OUTFILE /var/www/webstats/mail_example_month.html
CHARTDIR images/mail_example_m_
LOCALCHARTDIR /var/www/webstats/images/mail_example_m_
CONFIGFILE etc/common_month.inc
CONFIGFILE etc/mail_example_vhost.inc
CONFIGFILE etc/log_week.inc

Reporting all sites

Adding a all site consists of creating new .conf files. If your log files are split by site you will need a new log include files as well.

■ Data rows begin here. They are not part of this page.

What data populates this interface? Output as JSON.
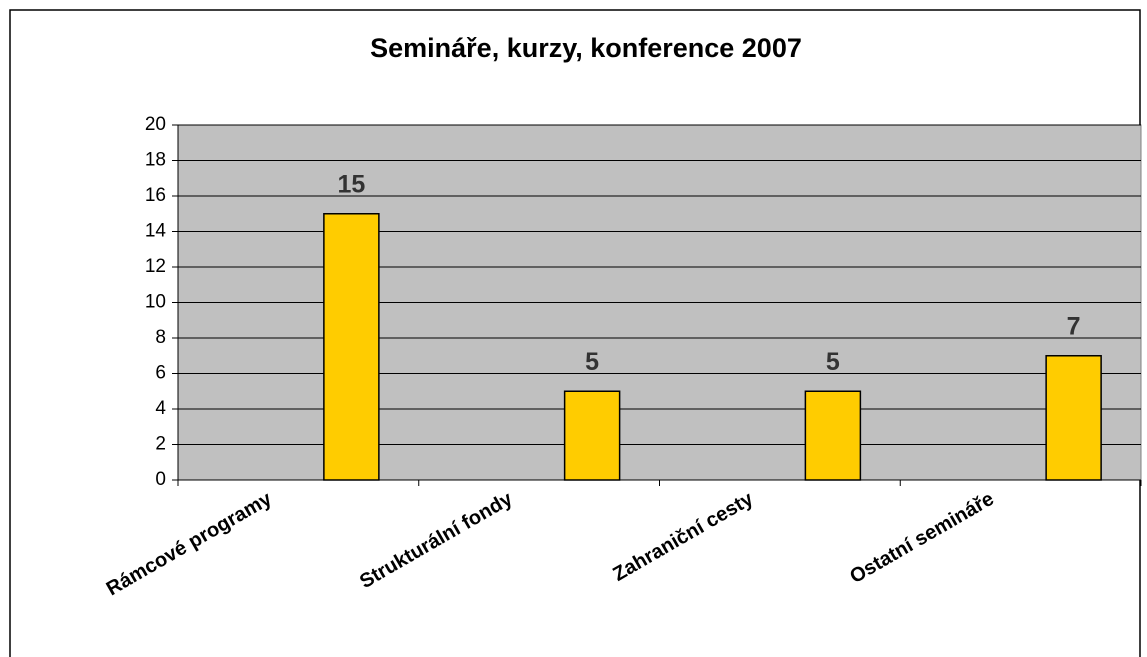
{
  "chart_data": {
    "type": "bar",
    "title": "Semináře, kurzy, konference 2007",
    "categories": [
      "Rámcové programy",
      "Strukturální fondy",
      "Zahraniční cesty",
      "Ostatní semináře"
    ],
    "values": [
      15,
      5,
      5,
      7
    ],
    "color": "#ffcc00",
    "ylim": [
      0,
      20
    ],
    "yticks": [
      0,
      2,
      4,
      6,
      8,
      10,
      12,
      14,
      16,
      18,
      20
    ],
    "grid": true
  }
}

This example is for the allsites monthly report. Copy example_month.conf to all_month.conf. Edit as above replacing the dropping the VHOSTINCLUDE specification, and turning on the VHOST report. Create the weekly and yearly files as was done for the original site. Test these new reports.

# all_vhost.inc
VHOST ON
# all_month.conf
HOSTNAME "All Sites - Month"
OUTFILE /var/www/webstats/all_month.html
CHARTDIR images/all_m_
LOCALCHARTDIR /var/www/webstats/images/all_m_
CONFIGFILE etc/common_month.inc
CONFIGFILE etc/all_vhost.inc
CONFIGFILE etc/log_week.inc

Scheduling Report Generation

You will need a script to run the reports. The following script will run one or more reports. It defaults to running all the reports.

#!/bin/sh -x
# run_analog.sh - Run the analog jobs

CONF_DIR=$HOME/etc

# Needs to be above the configuration directory
cd ${CONF_DIR}/..

# Get the list of config files
CONFIGS="$*"
[ -z "${CONFIGS}" ] && CONFIGS='*.conf'

# Run all the conf files (1 per report)
for CONF in $CONFIGS; do
    CONF=$(basename ${CONF})
    nice analog +g${CONF_DIR}${CONF}
done

# EOF

Schedule this script to run at appropriate times. You can run all reports, or schedule report sets at appropriate times.  You may want to run the weekly reports Monday morning, and the Monthly and Yearly reports on the first of the month.  Avoid running two sets of reports at the same time.

Final Cleanup

If you have more than one report in a directory, create an index.html file for the directory.   If this is the target the HOSTURL parameter it will make it easier to navigate the reports.

Restrict access to the reports and images using .htaccess or changes to the Apache configuration.